I remember having this recurrent dream on Sundays. I was in a manufacturing plant, in the production line waiting to be thrown into a huge, noisy machine.
The black opening would creak open and shut, and seemed like the mouth of a monster with blades as teeth. I didn’t understand the meaning of this either.
Was I already understanding, as a pre-teen, how life would often feel as an adult?
2023 – The Scaries & Teen Girls
I see these feelings rising up in my teen girls.
The world is so impossible to understand. Our role in it even more. Divided. Disturbed. Deformed. Dangerous.
It feels dangerous all the way out there. And fragile. A fragility that fuels fear in all of us.
The duality of how messed up and how glorious it is, is truly mind blowing. Messed up and yes, glorious. I see it in the sunflowers outside my window. I hear it in the birds chirping, and my daughters’ laughter filtering in from another room. I feel it in every beautiful word shared, compassion offered, hug received.

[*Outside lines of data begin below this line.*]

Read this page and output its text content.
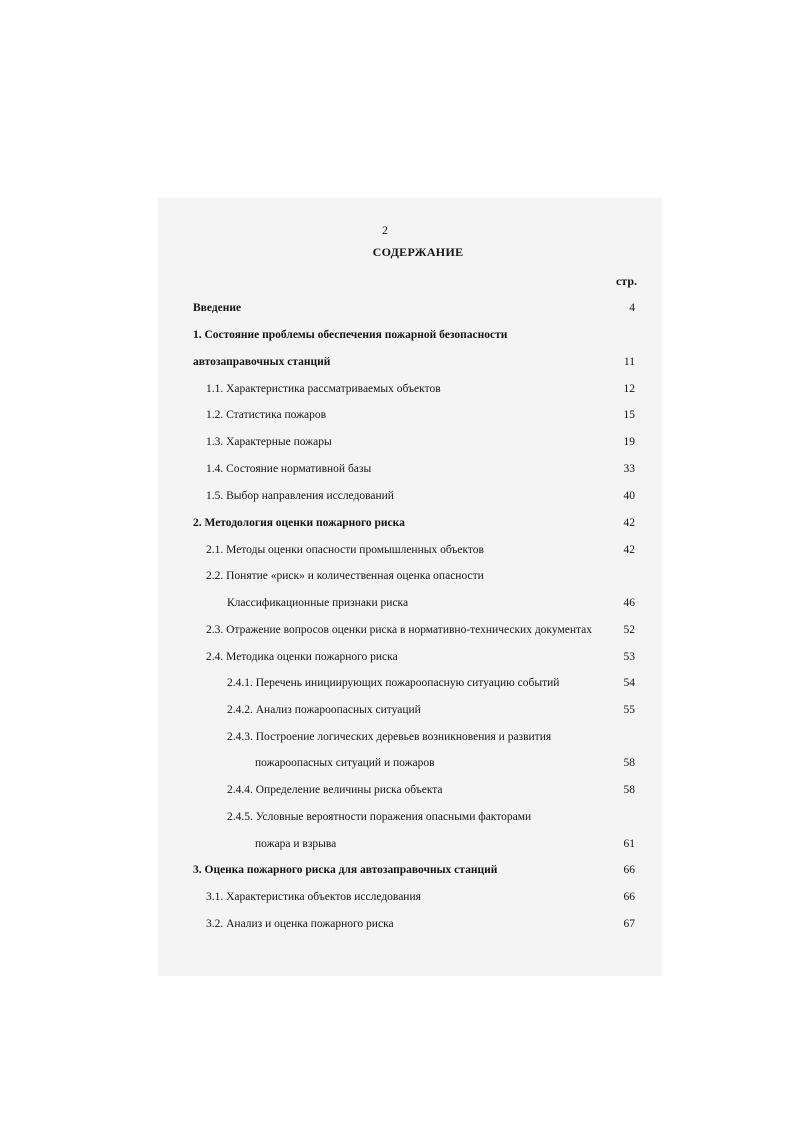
2
СОДЕРЖАНИЕ
стр.
Введение	4
1. Состояние проблемы обеспечения пожарной безопасности
автозаправочных станций	11
1.1. Характеристика рассматриваемых объектов	12
1.2. Статистика пожаров	15
1.3. Характерные пожары	19
1.4. Состояние нормативной базы	33
1.5. Выбор направления исследований	40
2. Методология оценки пожарного риска	42
2.1. Методы оценки опасности промышленных объектов	42
2.2. Понятие «риск» и количественная оценка опасности
Классификационные признаки риска	46
2.3. Отражение вопросов оценки риска в нормативно-технических документах	52
2.4. Методика оценки пожарного риска	53
2.4.1. Перечень инициирующих пожароопасную ситуацию событий	54
2.4.2. Анализ пожароопасных ситуаций	55
2.4.3. Построение логических деревьев возникновения и развития
пожароопасных ситуаций и пожаров	58
2.4.4. Определение величины риска объекта	58
2.4.5. Условные вероятности поражения опасными факторами
пожара и взрыва	61
3. Оценка пожарного риска для автозаправочных станций	66
3.1. Характеристика объектов исследования	66
3.2. Анализ и оценка пожарного риска	67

Sometimes I see The Scaries in my 18 year old daughter, Kenia. They don’t arrive on Sundays. Maybe it is because she doesn’t go to school. But it appears in her determination to figure it all out. These huge expectations for herself and her life. It turns fragile with the unstable turning of the world that she experiences around her.
Figure it all out is an abstract concept. As if it is actually possible at any age. Let alone 18! We need to smile at ourselves when we acknowledge this thought coming to mind. Say, Oh, look at me making a funny again!

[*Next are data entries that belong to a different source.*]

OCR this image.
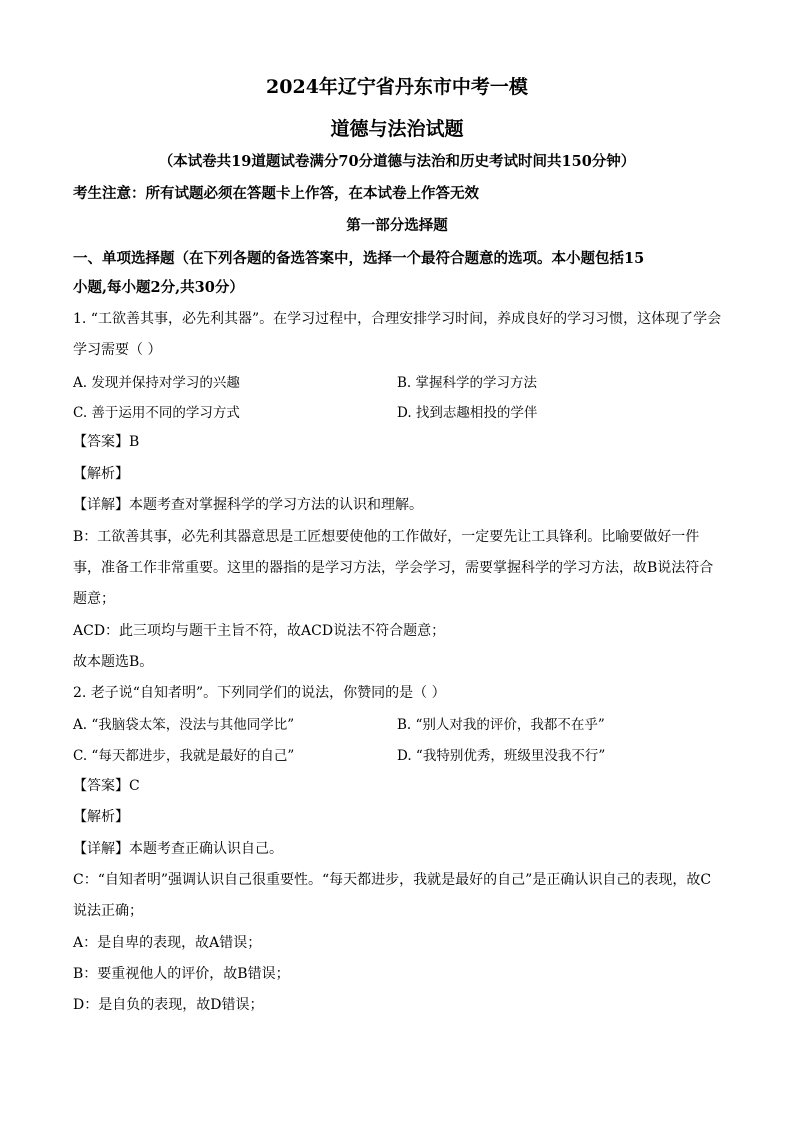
2024年辽宁省丹东市中考一模
道德与法治试题
（本试卷共19道题试卷满分70分道德与法治和历史考试时间共150分钟）
考生注意：所有试题必须在答题卡上作答，在本试卷上作答无效
第一部分选择题
一、单项选择题（在下列各题的备选答案中，选择一个最符合题意的选项。本小题包括15
小题,每小题2分,共30分）
1. “工欲善其事，必先利其器”。在学习过程中，合理安排学习时间，养成良好的学习习惯，这体现了学会
学习需要（ ）
A. 发现并保持对学习的兴趣	B. 掌握科学的学习方法
C. 善于运用不同的学习方式	D. 找到志趣相投的学伴
【答案】B
【解析】
【详解】本题考查对掌握科学的学习方法的认识和理解。
B：工欲善其事，必先利其器意思是工匠想要使他的工作做好，一定要先让工具锋利。比喻要做好一件
事，准备工作非常重要。这里的器指的是学习方法，学会学习，需要掌握科学的学习方法，故B说法符合
题意；
ACD：此三项均与题干主旨不符，故ACD说法不符合题意；
故本题选B。
2. 老子说“自知者明”。下列同学们的说法，你赞同的是（ ）
A. “我脑袋太笨，没法与其他同学比”	B. “别人对我的评价，我都不在乎”
C. “每天都进步，我就是最好的自己”	D. “我特别优秀，班级里没我不行”
【答案】C
【解析】
【详解】本题考查正确认识自己。
C：“自知者明”强调认识自己很重要性。“每天都进步，我就是最好的自己”是正确认识自己的表现，故C
说法正确；
A：是自卑的表现，故A错误；
B：要重视他人的评价，故B错误；
D：是自负的表现，故D错误；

So determined to have independent thoughts and dreams, and at the same time so much still a little girl.
We have spoken about her fear. About this duality of how life works. I am thankful for this. We can give her fear a name. It is called becoming an adult in a complex, beautiful world.

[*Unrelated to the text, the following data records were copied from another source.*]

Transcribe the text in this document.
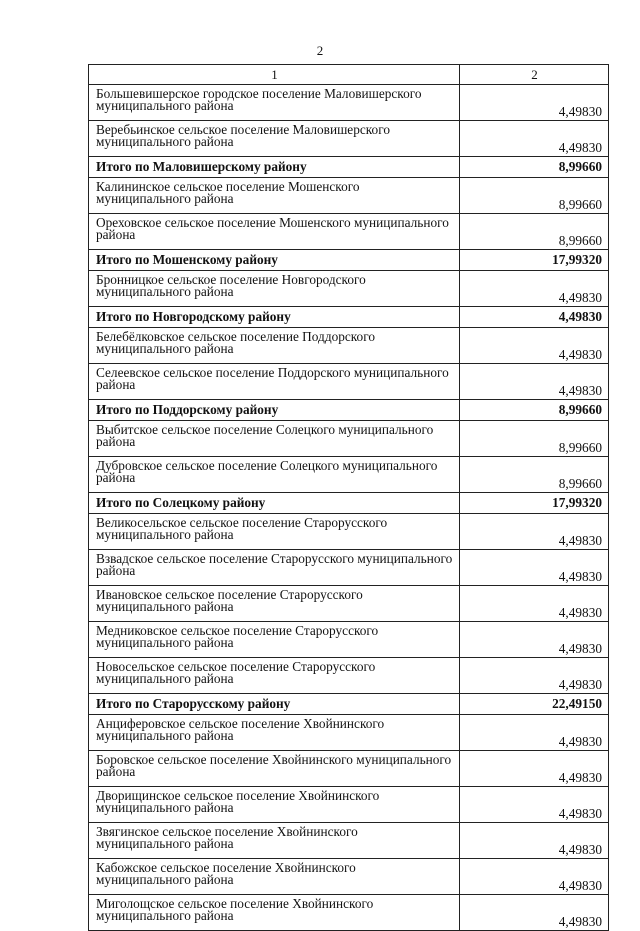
2
1	2
Большевишерское городское поселение Маловишерского муниципального района	4,49830
Веребьинское сельское поселение Маловишерского муниципального района	4,49830
Итого по Маловишерскому району	8,99660
Калининское сельское поселение Мошенского муниципального района	8,99660
Ореховское сельское поселение Мошенского муниципального района	8,99660
Итого по Мошенскому району	17,99320
Бронницкое сельское поселение Новгородского муниципального района	4,49830
Итого по Новгородскому району	4,49830
Белебёлковское сельское поселение Поддорского муниципального района	4,49830
Селеевское сельское поселение Поддорского муниципального района	4,49830
Итого по Поддорскому району	8,99660
Выбитское сельское поселение Солецкого муниципального района	8,99660
Дубровское сельское поселение Солецкого муниципального района	8,99660
Итого по Солецкому району	17,99320
Великосельское сельское поселение Старорусского муниципального района	4,49830
Взвадское сельское поселение Старорусского муниципального района	4,49830
Ивановское сельское поселение Старорусского муниципального района	4,49830
Медниковское сельское поселение Старорусского муниципального района	4,49830
Новосельское сельское поселение Старорусского муниципального района	4,49830
Итого по Старорусскому району	22,49150
Анциферовское сельское поселение Хвойнинского муниципального района	4,49830
Боровское сельское поселение Хвойнинского муниципального района	4,49830
Дворищинское сельское поселение Хвойнинского муниципального района	4,49830
Звягинское сельское поселение Хвойнинского муниципального района	4,49830
Кабожское сельское поселение Хвойнинского муниципального района	4,49830
Миголощское сельское поселение Хвойнинского муниципального района	4,49830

We can acknowledge it. And though it may not go away, she can feel reassured that she is not alone, that her feelings belong, and that it will be ok. Life is beautiful and life is scary. When you think about it, it is all in place.
Embracing My Scaries
This feeling of fear and anxiety hits me once in a while even now. I get scared. I am 53.
Usually it strolls on in unassumingly on a Sunday evening gradually coming to the surface of consciousness. Those old sensations of me in line waiting to be gobbled up emerge.
Could it be that even our anxiety has a memory?
It lingers into Monday morning. Supported by a consistent practice of mindfulness, I am able to manage it. Like I tell my daughters, I remember that this belongs.
Journal Entry, June 26, 2023
It is an ordinary Monday morning. I am still lying in bed at 9:30am. I am already late for the day. Late exactly for what I don’t know. I don’t have a 9 to 5. All I know is this nauseating feeling of being late for something. Life I suppose.
15 year old, Bianca Jade’s words come to me as I continue to lay with my beginning of the week scaries:
The summer is already halfway done.
Time passes so darn quickly no matter how many times I repeat. Be here now. Slow down. Notice.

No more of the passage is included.